A major obstacle in classifying digital business models is that many are still evolving, changing rapidly and dynamically (Wang and Chan, 2003). Evolving digital business models may render the taxonomy of today obsolete tomorrow. Those wanting to understand the range of perspectives on businesses models are advised to step back from the business activity itself to look at the basis and the underlying characteristics that make commerce in the product or service possible (Chaharbaghi et al., 2003). These scholars argue that an essential first step is to acknowledge the models we employ are rooted in the underlying assumptions and context that govern their creation: ‘‘It is this relationship that determines the meaning, legitimacy and impact of models’’ (2003, p. 372). They observe business model waves which they liken to Kuhnian paradigmatic shifts, where ‘‘a series of peaceful interludes [is] punctuated by intellectually violent revolutions’’ (Kuhn, 1996). They note that in both science and business one conceptual worldview periodically replaces another and that, ‘‘as with all successful business model waves, what emerges is a view on how best to conduct business, an ideal, which promises a panacea to current business developments and pressing problems’’ (Chaharbarghi et al., 2003, p. 372).

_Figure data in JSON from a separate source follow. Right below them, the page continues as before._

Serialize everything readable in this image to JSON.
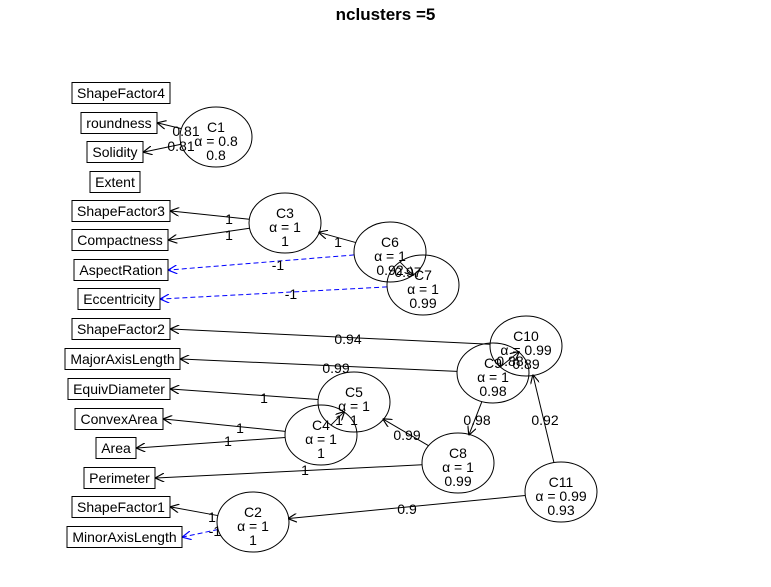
{
  "title": "nclusters =5",
  "colors": {
    "positive_edge": "#000000",
    "negative_edge": "#0000ff"
  },
  "variables": [
    {
      "id": "ShapeFactor4",
      "label": "ShapeFactor4"
    },
    {
      "id": "roundness",
      "label": "roundness"
    },
    {
      "id": "Solidity",
      "label": "Solidity"
    },
    {
      "id": "Extent",
      "label": "Extent"
    },
    {
      "id": "ShapeFactor3",
      "label": "ShapeFactor3"
    },
    {
      "id": "Compactness",
      "label": "Compactness"
    },
    {
      "id": "AspectRation",
      "label": "AspectRation"
    },
    {
      "id": "Eccentricity",
      "label": "Eccentricity"
    },
    {
      "id": "ShapeFactor2",
      "label": "ShapeFactor2"
    },
    {
      "id": "MajorAxisLength",
      "label": "MajorAxisLength"
    },
    {
      "id": "EquivDiameter",
      "label": "EquivDiameter"
    },
    {
      "id": "ConvexArea",
      "label": "ConvexArea"
    },
    {
      "id": "Area",
      "label": "Area"
    },
    {
      "id": "Perimeter",
      "label": "Perimeter"
    },
    {
      "id": "ShapeFactor1",
      "label": "ShapeFactor1"
    },
    {
      "id": "MinorAxisLength",
      "label": "MinorAxisLength"
    }
  ],
  "clusters": [
    {
      "id": "C1",
      "name": "C1",
      "alpha": "α = 0.8",
      "value": "0.8"
    },
    {
      "id": "C3",
      "name": "C3",
      "alpha": "α = 1",
      "value": "1"
    },
    {
      "id": "C6",
      "name": "C6",
      "alpha": "α = 1",
      "value": "0.92"
    },
    {
      "id": "C7",
      "name": "C7",
      "alpha": "α = 1",
      "value": "0.99"
    },
    {
      "id": "C10",
      "name": "C10",
      "alpha": "α = 0.99",
      "value": "0.89"
    },
    {
      "id": "C9",
      "name": "C9",
      "alpha": "α = 1",
      "value": "0.98"
    },
    {
      "id": "C5",
      "name": "C5",
      "alpha": "α = 1",
      "value": "1"
    },
    {
      "id": "C4",
      "name": "C4",
      "alpha": "α = 1",
      "value": "1"
    },
    {
      "id": "C8",
      "name": "C8",
      "alpha": "α = 1",
      "value": "0.99"
    },
    {
      "id": "C11",
      "name": "C11",
      "alpha": "α = 0.99",
      "value": "0.93"
    },
    {
      "id": "C2",
      "name": "C2",
      "alpha": "α = 1",
      "value": "1"
    }
  ],
  "edges": [
    {
      "from": "C1",
      "to": "roundness",
      "label": "0.81",
      "sign": "positive"
    },
    {
      "from": "C1",
      "to": "Solidity",
      "label": "0.81",
      "sign": "positive"
    },
    {
      "from": "C3",
      "to": "ShapeFactor3",
      "label": "1",
      "sign": "positive"
    },
    {
      "from": "C3",
      "to": "Compactness",
      "label": "1",
      "sign": "positive"
    },
    {
      "from": "C6",
      "to": "C3",
      "label": "1",
      "sign": "positive"
    },
    {
      "from": "C6",
      "to": "AspectRation",
      "label": "-1",
      "sign": "negative"
    },
    {
      "from": "C7",
      "to": "Eccentricity",
      "label": "-1",
      "sign": "negative"
    },
    {
      "from": "C7",
      "to": "C6",
      "label": "0.97",
      "sign": "positive"
    },
    {
      "from": "C10",
      "to": "ShapeFactor2",
      "label": "0.94",
      "sign": "positive"
    },
    {
      "from": "C10",
      "to": "C9",
      "label": "0.88",
      "sign": "positive"
    },
    {
      "from": "C9",
      "to": "MajorAxisLength",
      "label": "0.99",
      "sign": "positive"
    },
    {
      "from": "C9",
      "to": "C8",
      "label": "0.98",
      "sign": "positive"
    },
    {
      "from": "C5",
      "to": "EquivDiameter",
      "label": "1",
      "sign": "positive"
    },
    {
      "from": "C5",
      "to": "C4",
      "label": "1",
      "sign": "positive"
    },
    {
      "from": "C4",
      "to": "ConvexArea",
      "label": "1",
      "sign": "positive"
    },
    {
      "from": "C4",
      "to": "Area",
      "label": "1",
      "sign": "positive"
    },
    {
      "from": "C8",
      "to": "C5",
      "label": "0.99",
      "sign": "positive"
    },
    {
      "from": "C8",
      "to": "Perimeter",
      "label": "1",
      "sign": "positive"
    },
    {
      "from": "C11",
      "to": "C10",
      "label": "0.92",
      "sign": "positive"
    },
    {
      "from": "C11",
      "to": "C2",
      "label": "0.9",
      "sign": "positive"
    },
    {
      "from": "C2",
      "to": "ShapeFactor1",
      "label": "1",
      "sign": "positive"
    },
    {
      "from": "C2",
      "to": "MinorAxisLength",
      "label": "-1",
      "sign": "negative"
    }
  ]
}
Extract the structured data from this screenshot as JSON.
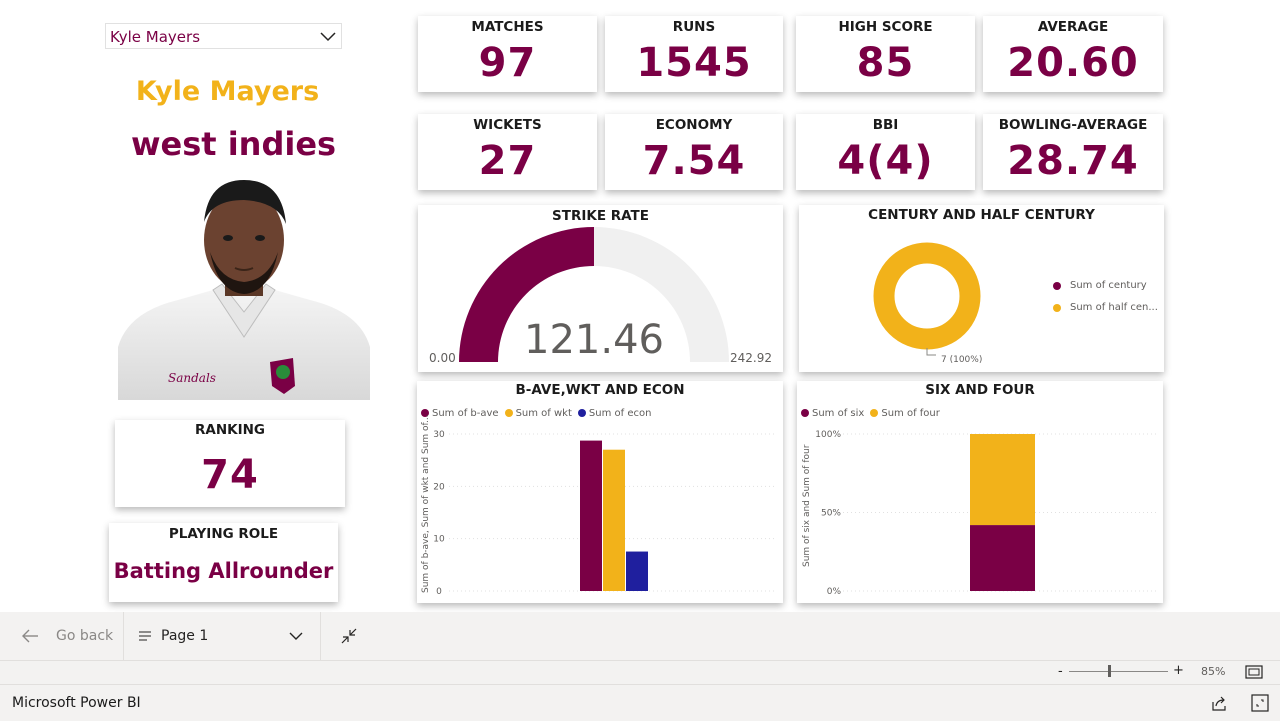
{
  "slicer": {
    "selected": "Kyle Mayers"
  },
  "player": {
    "name": "Kyle Mayers",
    "team": "west indies"
  },
  "kpis_row1": [
    {
      "label": "MATCHES",
      "value": "97"
    },
    {
      "label": "RUNS",
      "value": "1545"
    },
    {
      "label": "HIGH SCORE",
      "value": "85"
    },
    {
      "label": "AVERAGE",
      "value": "20.60"
    }
  ],
  "kpis_row2": [
    {
      "label": "WICKETS",
      "value": "27"
    },
    {
      "label": "ECONOMY",
      "value": "7.54"
    },
    {
      "label": "BBI",
      "value": "4(4)"
    },
    {
      "label": "BOWLING-AVERAGE",
      "value": "28.74"
    }
  ],
  "ranking": {
    "label": "RANKING",
    "value": "74"
  },
  "role": {
    "label": "PLAYING ROLE",
    "value": "Batting Allrounder"
  },
  "colors": {
    "maroon": "#7a0045",
    "gold": "#f2b21a",
    "navy": "#1f1f9e",
    "grey": "#f0f0f0"
  },
  "chart_data": [
    {
      "type": "gauge",
      "title": "STRIKE RATE",
      "value": 121.46,
      "value_label": "121.46",
      "min": 0,
      "max": 242.92,
      "min_label": "0.00",
      "max_label": "242.92"
    },
    {
      "type": "pie",
      "title": "CENTURY AND HALF CENTURY",
      "series": [
        {
          "name": "Sum of century",
          "value": 0
        },
        {
          "name": "Sum of half cen...",
          "value": 7
        }
      ],
      "data_label": "7 (100%)"
    },
    {
      "type": "bar",
      "title": "B-AVE,WKT AND ECON",
      "ylabel": "Sum of b-ave, Sum of wkt and Sum of...",
      "ylim": [
        0,
        30
      ],
      "yticks": [
        "0",
        "10",
        "20",
        "30"
      ],
      "series": [
        {
          "name": "Sum of b-ave",
          "values": [
            28.74
          ]
        },
        {
          "name": "Sum of wkt",
          "values": [
            27
          ]
        },
        {
          "name": "Sum of econ",
          "values": [
            7.54
          ]
        }
      ]
    },
    {
      "type": "bar",
      "stacked": "100%",
      "title": "SIX AND FOUR",
      "ylabel": "Sum of six and Sum of four",
      "yticks": [
        "0%",
        "50%",
        "100%"
      ],
      "series": [
        {
          "name": "Sum of six",
          "values": [
            42
          ]
        },
        {
          "name": "Sum of four",
          "values": [
            58
          ]
        }
      ]
    }
  ],
  "footer": {
    "go_back": "Go back",
    "page": "Page 1",
    "zoom_minus": "-",
    "zoom_plus": "+",
    "zoom": "85%",
    "app_name": "Microsoft Power BI"
  }
}
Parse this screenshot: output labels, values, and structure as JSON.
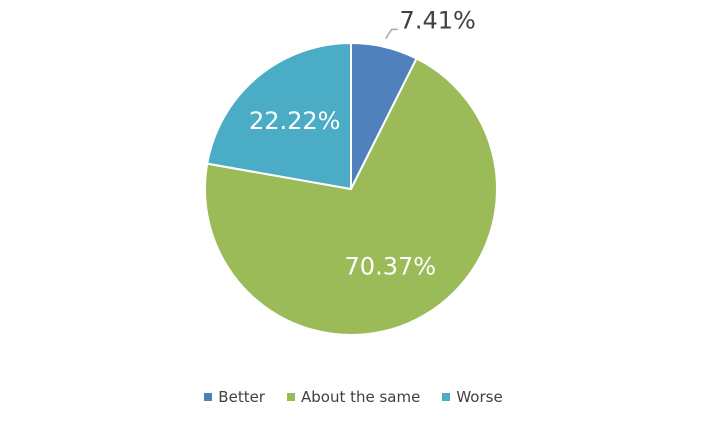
{
  "chart_data": {
    "type": "pie",
    "categories": [
      "Better",
      "About the same",
      "Worse"
    ],
    "values": [
      7.41,
      70.37,
      22.22
    ],
    "value_labels": [
      "7.41%",
      "70.37%",
      "22.22%"
    ],
    "colors": [
      "#4f81bd",
      "#9bbb59",
      "#4bacc6"
    ],
    "legend": "bottom"
  }
}
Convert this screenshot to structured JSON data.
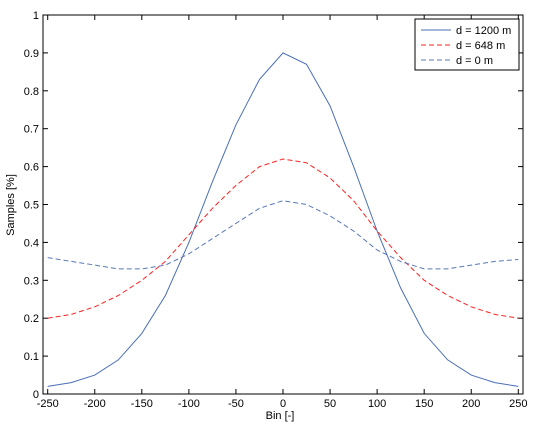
{
  "chart_data": {
    "type": "line",
    "xlabel": "Bin [-]",
    "ylabel": "Samples [%]",
    "xlim": [
      -255,
      255
    ],
    "ylim": [
      0,
      1
    ],
    "x_ticks": [
      -250,
      -200,
      -150,
      -100,
      -50,
      0,
      50,
      100,
      150,
      200,
      250
    ],
    "y_ticks": [
      0,
      0.1,
      0.2,
      0.3,
      0.4,
      0.5,
      0.6,
      0.7,
      0.8,
      0.9,
      1
    ],
    "x_tick_labels": [
      "-250",
      "-200",
      "-150",
      "-100",
      "-50",
      "0",
      "50",
      "100",
      "150",
      "200",
      "250"
    ],
    "y_tick_labels": [
      "0",
      "0.1",
      "0.2",
      "0.3",
      "0.4",
      "0.5",
      "0.6",
      "0.7",
      "0.8",
      "0.9",
      "1"
    ],
    "grid": false,
    "legend_position": "top-right",
    "series": [
      {
        "name": "d = 1200 m",
        "color": "#4a6fb5",
        "dash": "solid",
        "x": [
          -250,
          -225,
          -200,
          -175,
          -150,
          -125,
          -100,
          -75,
          -50,
          -25,
          0,
          25,
          50,
          75,
          100,
          125,
          150,
          175,
          200,
          225,
          250
        ],
        "y": [
          0.02,
          0.03,
          0.05,
          0.09,
          0.16,
          0.26,
          0.4,
          0.56,
          0.71,
          0.83,
          0.9,
          0.87,
          0.76,
          0.6,
          0.43,
          0.28,
          0.16,
          0.09,
          0.05,
          0.03,
          0.02
        ]
      },
      {
        "name": "d = 648 m",
        "color": "#ff2020",
        "dash": "dashed",
        "x": [
          -250,
          -225,
          -200,
          -175,
          -150,
          -125,
          -100,
          -75,
          -50,
          -25,
          0,
          25,
          50,
          75,
          100,
          125,
          150,
          175,
          200,
          225,
          250
        ],
        "y": [
          0.2,
          0.21,
          0.23,
          0.26,
          0.3,
          0.35,
          0.42,
          0.49,
          0.55,
          0.6,
          0.62,
          0.61,
          0.57,
          0.51,
          0.43,
          0.36,
          0.3,
          0.26,
          0.23,
          0.21,
          0.2
        ]
      },
      {
        "name": "d = 0 m",
        "color": "#5a78b8",
        "dash": "dashed",
        "x": [
          -250,
          -225,
          -200,
          -175,
          -150,
          -125,
          -100,
          -75,
          -50,
          -25,
          0,
          25,
          50,
          75,
          100,
          125,
          150,
          175,
          200,
          225,
          250
        ],
        "y": [
          0.36,
          0.35,
          0.34,
          0.33,
          0.33,
          0.34,
          0.37,
          0.41,
          0.45,
          0.49,
          0.51,
          0.5,
          0.47,
          0.43,
          0.38,
          0.35,
          0.33,
          0.33,
          0.34,
          0.35,
          0.355
        ]
      }
    ]
  }
}
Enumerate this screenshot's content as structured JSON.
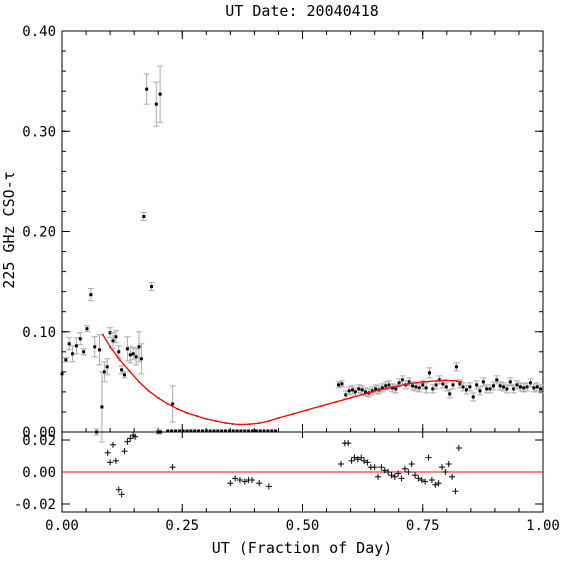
{
  "chart_data": {
    "type": "scatter",
    "title": "UT Date: 20040418",
    "xlabel": "UT (Fraction of Day)",
    "ylabel": "225 GHz CSO-τ",
    "xlim": [
      0.0,
      1.0
    ],
    "main_ylim": [
      0.0,
      0.4
    ],
    "resid_ylim": [
      -0.025,
      0.025
    ],
    "x_ticks": [
      "0.00",
      "0.25",
      "0.50",
      "0.75",
      "1.00"
    ],
    "main_y_ticks": [
      "0.00",
      "0.10",
      "0.20",
      "0.30",
      "0.40"
    ],
    "resid_y_ticks": [
      "-0.02",
      "0.00",
      "0.02"
    ],
    "series": [
      {
        "role": "measurements",
        "marker": "dot-with-errorbar",
        "points": [
          [
            0.0,
            0.058,
            0.0
          ],
          [
            0.008,
            0.072,
            0.002
          ],
          [
            0.015,
            0.088,
            0.006
          ],
          [
            0.022,
            0.078,
            0.008
          ],
          [
            0.03,
            0.086,
            0.008
          ],
          [
            0.038,
            0.093,
            0.006
          ],
          [
            0.045,
            0.08,
            0.003
          ],
          [
            0.052,
            0.103,
            0.003
          ],
          [
            0.06,
            0.137,
            0.006
          ],
          [
            0.068,
            0.085,
            0.01
          ],
          [
            0.072,
            0.0,
            0.003
          ],
          [
            0.078,
            0.082,
            0.015
          ],
          [
            0.083,
            0.025,
            0.035
          ],
          [
            0.088,
            0.06,
            0.01
          ],
          [
            0.094,
            0.065,
            0.008
          ],
          [
            0.1,
            0.099,
            0.005
          ],
          [
            0.106,
            0.091,
            0.008
          ],
          [
            0.112,
            0.095,
            0.006
          ],
          [
            0.118,
            0.08,
            0.006
          ],
          [
            0.124,
            0.062,
            0.004
          ],
          [
            0.13,
            0.057,
            0.003
          ],
          [
            0.136,
            0.083,
            0.012
          ],
          [
            0.142,
            0.077,
            0.008
          ],
          [
            0.148,
            0.078,
            0.006
          ],
          [
            0.154,
            0.075,
            0.008
          ],
          [
            0.16,
            0.085,
            0.015
          ],
          [
            0.165,
            0.073,
            0.015
          ],
          [
            0.17,
            0.215,
            0.004
          ],
          [
            0.176,
            0.342,
            0.015
          ],
          [
            0.186,
            0.145,
            0.004
          ],
          [
            0.196,
            0.327,
            0.022
          ],
          [
            0.2,
            0.0,
            0.002
          ],
          [
            0.204,
            0.337,
            0.028
          ],
          [
            0.23,
            0.028,
            0.018
          ],
          [
            0.205,
            0.0,
            0.0
          ]
        ]
      },
      {
        "role": "zero-tau",
        "marker": "dot",
        "x": [
          0.22,
          0.228,
          0.236,
          0.244,
          0.252,
          0.26,
          0.268,
          0.276,
          0.284,
          0.292,
          0.3,
          0.308,
          0.316,
          0.324,
          0.332,
          0.34,
          0.348,
          0.356,
          0.364,
          0.372,
          0.38,
          0.388,
          0.396,
          0.404,
          0.412,
          0.42,
          0.428,
          0.436,
          0.444
        ]
      },
      {
        "role": "measurements-late",
        "marker": "dot-with-errorbar",
        "points": [
          [
            0.575,
            0.047,
            0.003
          ],
          [
            0.582,
            0.048,
            0.003
          ],
          [
            0.59,
            0.037,
            0.004
          ],
          [
            0.597,
            0.041,
            0.004
          ],
          [
            0.604,
            0.042,
            0.004
          ],
          [
            0.61,
            0.04,
            0.004
          ],
          [
            0.617,
            0.043,
            0.004
          ],
          [
            0.624,
            0.042,
            0.004
          ],
          [
            0.631,
            0.04,
            0.004
          ],
          [
            0.638,
            0.039,
            0.004
          ],
          [
            0.645,
            0.041,
            0.004
          ],
          [
            0.652,
            0.043,
            0.004
          ],
          [
            0.659,
            0.042,
            0.004
          ],
          [
            0.666,
            0.044,
            0.004
          ],
          [
            0.673,
            0.046,
            0.004
          ],
          [
            0.68,
            0.047,
            0.004
          ],
          [
            0.687,
            0.044,
            0.004
          ],
          [
            0.694,
            0.043,
            0.004
          ],
          [
            0.701,
            0.049,
            0.004
          ],
          [
            0.708,
            0.052,
            0.004
          ],
          [
            0.715,
            0.047,
            0.004
          ],
          [
            0.722,
            0.05,
            0.004
          ],
          [
            0.729,
            0.046,
            0.004
          ],
          [
            0.736,
            0.045,
            0.004
          ],
          [
            0.743,
            0.044,
            0.004
          ],
          [
            0.75,
            0.047,
            0.004
          ],
          [
            0.757,
            0.044,
            0.005
          ],
          [
            0.764,
            0.059,
            0.005
          ],
          [
            0.771,
            0.043,
            0.004
          ],
          [
            0.778,
            0.047,
            0.004
          ],
          [
            0.785,
            0.052,
            0.004
          ],
          [
            0.792,
            0.048,
            0.004
          ],
          [
            0.799,
            0.045,
            0.004
          ],
          [
            0.806,
            0.038,
            0.004
          ],
          [
            0.813,
            0.047,
            0.004
          ],
          [
            0.82,
            0.065,
            0.004
          ],
          [
            0.827,
            0.048,
            0.004
          ],
          [
            0.834,
            0.045,
            0.004
          ],
          [
            0.841,
            0.042,
            0.004
          ],
          [
            0.848,
            0.045,
            0.004
          ],
          [
            0.855,
            0.035,
            0.004
          ],
          [
            0.862,
            0.047,
            0.004
          ],
          [
            0.869,
            0.041,
            0.004
          ],
          [
            0.876,
            0.05,
            0.004
          ],
          [
            0.883,
            0.043,
            0.004
          ],
          [
            0.89,
            0.043,
            0.004
          ],
          [
            0.897,
            0.046,
            0.004
          ],
          [
            0.904,
            0.052,
            0.004
          ],
          [
            0.911,
            0.046,
            0.004
          ],
          [
            0.918,
            0.045,
            0.004
          ],
          [
            0.925,
            0.043,
            0.004
          ],
          [
            0.932,
            0.05,
            0.004
          ],
          [
            0.939,
            0.043,
            0.004
          ],
          [
            0.946,
            0.047,
            0.004
          ],
          [
            0.953,
            0.045,
            0.004
          ],
          [
            0.96,
            0.044,
            0.004
          ],
          [
            0.967,
            0.045,
            0.004
          ],
          [
            0.974,
            0.049,
            0.004
          ],
          [
            0.981,
            0.044,
            0.004
          ],
          [
            0.988,
            0.045,
            0.004
          ],
          [
            0.995,
            0.043,
            0.004
          ]
        ]
      },
      {
        "role": "fit",
        "color": "#ff0000",
        "x": [
          0.085,
          0.1,
          0.12,
          0.14,
          0.16,
          0.18,
          0.2,
          0.22,
          0.24,
          0.26,
          0.28,
          0.3,
          0.32,
          0.34,
          0.355,
          0.37,
          0.39,
          0.41,
          0.43,
          0.45,
          0.48,
          0.51,
          0.54,
          0.57,
          0.6,
          0.63,
          0.66,
          0.69,
          0.72,
          0.75,
          0.78,
          0.8,
          0.82,
          0.83
        ],
        "y": [
          0.097,
          0.085,
          0.072,
          0.061,
          0.05,
          0.041,
          0.034,
          0.028,
          0.023,
          0.019,
          0.016,
          0.013,
          0.011,
          0.009,
          0.008,
          0.0075,
          0.0078,
          0.0088,
          0.011,
          0.014,
          0.018,
          0.022,
          0.026,
          0.03,
          0.034,
          0.038,
          0.042,
          0.045,
          0.048,
          0.05,
          0.051,
          0.0515,
          0.051,
          0.05
        ]
      },
      {
        "role": "residuals",
        "marker": "plus",
        "x": [
          0.095,
          0.1,
          0.106,
          0.112,
          0.118,
          0.124,
          0.13,
          0.136,
          0.142,
          0.148,
          0.152,
          0.23,
          0.35,
          0.36,
          0.37,
          0.38,
          0.388,
          0.395,
          0.41,
          0.43,
          0.58,
          0.588,
          0.595,
          0.602,
          0.608,
          0.615,
          0.622,
          0.628,
          0.635,
          0.642,
          0.65,
          0.657,
          0.664,
          0.671,
          0.678,
          0.685,
          0.692,
          0.699,
          0.706,
          0.713,
          0.72,
          0.727,
          0.734,
          0.741,
          0.748,
          0.755,
          0.762,
          0.769,
          0.776,
          0.783,
          0.79,
          0.797,
          0.804,
          0.811,
          0.818,
          0.825
        ],
        "y": [
          0.012,
          0.006,
          0.017,
          0.007,
          -0.011,
          -0.014,
          0.013,
          0.019,
          0.021,
          0.023,
          0.022,
          0.003,
          -0.007,
          -0.004,
          -0.005,
          -0.006,
          -0.005,
          -0.005,
          -0.007,
          -0.009,
          0.005,
          0.018,
          0.018,
          0.007,
          0.009,
          0.008,
          0.009,
          0.007,
          0.006,
          0.003,
          0.003,
          -0.003,
          0.003,
          0.001,
          0.0,
          -0.002,
          -0.003,
          -0.001,
          -0.004,
          0.002,
          0.0,
          0.005,
          -0.002,
          -0.004,
          -0.005,
          -0.006,
          0.009,
          -0.005,
          -0.008,
          -0.007,
          0.003,
          0.0,
          0.005,
          -0.003,
          -0.012,
          0.015
        ]
      }
    ],
    "grid": false,
    "legend": "none",
    "colors": {
      "fit": "#ff0000",
      "points": "#000000",
      "errorbars": "#aaaaaa",
      "zero_line": "#ff0000"
    }
  }
}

Against that background, they propose a meta business model consisting of three interrelated strands: (1) the way of thinking; (2) the operational system; and (3) the capacity for value creation. The researchers caution that while the distinction of each is essential for explaining the concept of business, using each of these strands ‘‘will lead to a dead end’’ (Chaharbarghi et al., 2003, p. 375).
With that in mind, an exploration of the changing business models of newspapers would need to consider not only the activities in which the companies are engaged, but also the mindsets that inform them and how the context influences the outcomes of those efforts.